The Economist recently posted its newest “bright young economists to watch” list. In addition to the tremendous visibility given by a top tier pub like The Economist, past list alumni have gone one to great things –

Raj Chetty

TWENTY years ago The Economist wrote about eight young economists who were making a big splash in their discipline and beyond. One of them, Paul Krugman, recently won the Nobel prize for his models of international trade and economic geography. Ten years later we tried to repeat the trick, identifying another eight young stars, many of whom were taking their discipline far off-piste. One has since achieved even greater fame than anticipated. Steven Levitt of the University of Chicago became a household name as co-author of “Freakonomics”, a bestselling book published in 2005.

This year, 2 economists of mutinous importance made the cut.

The first, Raj Chetty, was tagged by Sepia Mutiny over a year ago as a “name to watch” when he received similar recognition from The American magazine. The Economist notes his most recent work in teasing apart the relative contributions of “moral hazard” and “liquidity effect” w.r.t. unemployment insurance –

Raj Chetty, recently hired by Harvard from the University of California, Berkeley, is a promising young “public economist”: a student of tax and spend…he wanted to know whether policymakers should raise unemployment benefits…
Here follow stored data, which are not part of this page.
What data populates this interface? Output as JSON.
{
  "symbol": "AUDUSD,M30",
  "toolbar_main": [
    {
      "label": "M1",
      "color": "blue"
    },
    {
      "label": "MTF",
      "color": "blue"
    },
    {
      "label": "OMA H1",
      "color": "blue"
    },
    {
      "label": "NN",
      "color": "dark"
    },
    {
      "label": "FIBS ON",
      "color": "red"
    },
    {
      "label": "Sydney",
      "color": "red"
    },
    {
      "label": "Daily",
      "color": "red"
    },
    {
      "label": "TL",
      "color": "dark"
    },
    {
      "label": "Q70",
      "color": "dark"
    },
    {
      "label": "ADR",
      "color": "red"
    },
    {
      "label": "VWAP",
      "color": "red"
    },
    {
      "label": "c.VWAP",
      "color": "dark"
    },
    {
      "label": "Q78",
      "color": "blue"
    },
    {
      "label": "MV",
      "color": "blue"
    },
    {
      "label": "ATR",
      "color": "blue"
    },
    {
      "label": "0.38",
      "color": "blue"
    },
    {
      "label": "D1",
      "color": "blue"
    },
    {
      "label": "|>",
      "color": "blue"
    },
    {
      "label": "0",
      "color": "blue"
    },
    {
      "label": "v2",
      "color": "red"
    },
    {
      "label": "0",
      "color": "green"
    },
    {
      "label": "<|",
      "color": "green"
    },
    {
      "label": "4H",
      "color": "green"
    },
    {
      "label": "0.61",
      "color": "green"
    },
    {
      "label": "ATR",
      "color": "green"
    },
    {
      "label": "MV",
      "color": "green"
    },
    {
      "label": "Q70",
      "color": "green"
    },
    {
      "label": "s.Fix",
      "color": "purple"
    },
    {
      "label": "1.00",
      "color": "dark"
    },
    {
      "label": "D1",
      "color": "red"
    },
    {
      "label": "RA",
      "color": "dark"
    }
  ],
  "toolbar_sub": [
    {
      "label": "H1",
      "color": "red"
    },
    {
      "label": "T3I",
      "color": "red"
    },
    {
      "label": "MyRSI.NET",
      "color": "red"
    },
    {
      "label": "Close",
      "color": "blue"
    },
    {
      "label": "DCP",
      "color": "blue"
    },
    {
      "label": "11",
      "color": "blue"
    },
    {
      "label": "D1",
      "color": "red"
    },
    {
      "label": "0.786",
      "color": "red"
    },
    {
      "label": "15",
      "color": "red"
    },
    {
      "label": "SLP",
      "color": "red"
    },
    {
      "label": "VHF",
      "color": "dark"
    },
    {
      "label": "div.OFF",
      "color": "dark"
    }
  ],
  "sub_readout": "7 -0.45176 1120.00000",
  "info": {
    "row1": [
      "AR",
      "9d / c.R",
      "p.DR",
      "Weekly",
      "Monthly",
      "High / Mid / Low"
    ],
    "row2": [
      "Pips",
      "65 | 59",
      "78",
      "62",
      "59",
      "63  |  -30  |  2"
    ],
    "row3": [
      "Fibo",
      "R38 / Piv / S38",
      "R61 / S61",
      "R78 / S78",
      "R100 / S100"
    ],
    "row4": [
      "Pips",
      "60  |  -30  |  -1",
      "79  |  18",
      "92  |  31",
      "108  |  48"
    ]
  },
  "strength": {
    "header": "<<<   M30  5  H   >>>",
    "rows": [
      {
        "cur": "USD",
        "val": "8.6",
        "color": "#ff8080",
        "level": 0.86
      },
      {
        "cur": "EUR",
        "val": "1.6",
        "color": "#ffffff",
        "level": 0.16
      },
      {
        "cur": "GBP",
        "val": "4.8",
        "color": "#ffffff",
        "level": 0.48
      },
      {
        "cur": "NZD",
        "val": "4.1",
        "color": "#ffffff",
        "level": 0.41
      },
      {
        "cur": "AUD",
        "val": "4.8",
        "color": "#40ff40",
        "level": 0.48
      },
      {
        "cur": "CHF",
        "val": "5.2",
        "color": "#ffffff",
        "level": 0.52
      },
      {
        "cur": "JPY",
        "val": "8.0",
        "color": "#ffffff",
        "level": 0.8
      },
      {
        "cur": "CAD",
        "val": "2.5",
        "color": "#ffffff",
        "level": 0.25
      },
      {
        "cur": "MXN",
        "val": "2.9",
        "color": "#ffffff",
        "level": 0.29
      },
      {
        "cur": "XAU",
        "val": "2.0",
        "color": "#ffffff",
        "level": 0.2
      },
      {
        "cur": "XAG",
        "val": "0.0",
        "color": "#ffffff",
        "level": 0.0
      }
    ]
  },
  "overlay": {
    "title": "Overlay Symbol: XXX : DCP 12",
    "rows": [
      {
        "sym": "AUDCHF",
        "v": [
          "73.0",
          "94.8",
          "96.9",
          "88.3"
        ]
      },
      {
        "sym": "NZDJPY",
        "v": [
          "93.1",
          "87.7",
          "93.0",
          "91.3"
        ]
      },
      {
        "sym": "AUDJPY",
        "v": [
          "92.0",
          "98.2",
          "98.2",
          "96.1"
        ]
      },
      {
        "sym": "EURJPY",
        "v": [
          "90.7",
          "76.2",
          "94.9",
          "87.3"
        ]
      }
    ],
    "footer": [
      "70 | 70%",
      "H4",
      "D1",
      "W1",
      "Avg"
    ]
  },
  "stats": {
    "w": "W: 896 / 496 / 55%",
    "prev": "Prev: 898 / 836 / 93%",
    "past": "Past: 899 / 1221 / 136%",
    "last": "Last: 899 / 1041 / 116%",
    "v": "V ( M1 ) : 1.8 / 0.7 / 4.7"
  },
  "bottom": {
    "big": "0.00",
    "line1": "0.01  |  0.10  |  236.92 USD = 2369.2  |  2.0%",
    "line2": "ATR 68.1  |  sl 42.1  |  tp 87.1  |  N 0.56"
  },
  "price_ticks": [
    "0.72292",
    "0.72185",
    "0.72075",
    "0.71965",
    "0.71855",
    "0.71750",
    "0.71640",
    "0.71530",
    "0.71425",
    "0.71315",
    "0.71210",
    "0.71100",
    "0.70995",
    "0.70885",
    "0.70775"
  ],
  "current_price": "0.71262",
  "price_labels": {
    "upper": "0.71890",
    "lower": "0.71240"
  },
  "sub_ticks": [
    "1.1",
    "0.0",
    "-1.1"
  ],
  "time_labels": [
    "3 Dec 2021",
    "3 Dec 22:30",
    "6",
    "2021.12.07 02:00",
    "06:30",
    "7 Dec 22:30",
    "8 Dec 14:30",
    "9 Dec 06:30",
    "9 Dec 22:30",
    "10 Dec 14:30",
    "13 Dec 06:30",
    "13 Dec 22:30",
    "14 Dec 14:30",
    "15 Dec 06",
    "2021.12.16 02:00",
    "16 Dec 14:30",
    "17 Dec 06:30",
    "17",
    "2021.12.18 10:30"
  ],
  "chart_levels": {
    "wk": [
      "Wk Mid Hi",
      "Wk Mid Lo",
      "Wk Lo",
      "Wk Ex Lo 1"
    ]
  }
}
He gleans all the information he needs by looking at the time it takes unemployed people to find a new job. Unsurprisingly, they take longer when their benefits are more generous. This is usually attributed to “moral hazard”-people take less care to escape a danger, such as joblessness, if they are insured against it. But Mr Chetty shows that skewed incentives account for only 40% of the delay.

The rest is due to what he calls a “liquidity effect”. The unemployed typically have few liquid assets to fall back on and little chance of a loan from the bank. This forces them to rush their job search. If they had savings to dip into or credit to tap, they might search with greater deliberation. This kind of dallying is, in a sense, optimal. The unemployed decide that an unhurried job search is worth the extra cost of depleted savings or heavier loan repayments.

This claim from Chetty’s work is interesting and one that some quick googling didn’t dig up anymore meat. Any mutineer’s got insight?

Higher benefits ease this liquidity problem. Raising benefits by $1 a week would do as much social good as raising American GDP by $290m, Mr Chetty calculates, although government loans to the unemployed might do better still.

Since we profiled Chetty, he’s racked up another important accolade – tieing Obama-advisor Larry Summer’s record for becoming the youngest tenured econ professor at Harvard at the tender age of 28

Eight years ago, Raj Chetty ’00 graduated from the College summa cum laude, having completed his undergraduate degree in three years and produced a prize-winning thesis on business investment.

Chetty has spent the past five years teaching at the University of California, Berkeley and was offered tenure at Harvard last year, at the age of 28, the same age as department superstar Lawrence H. Summers. Chetty, however, did not accept the University’s offer until last week.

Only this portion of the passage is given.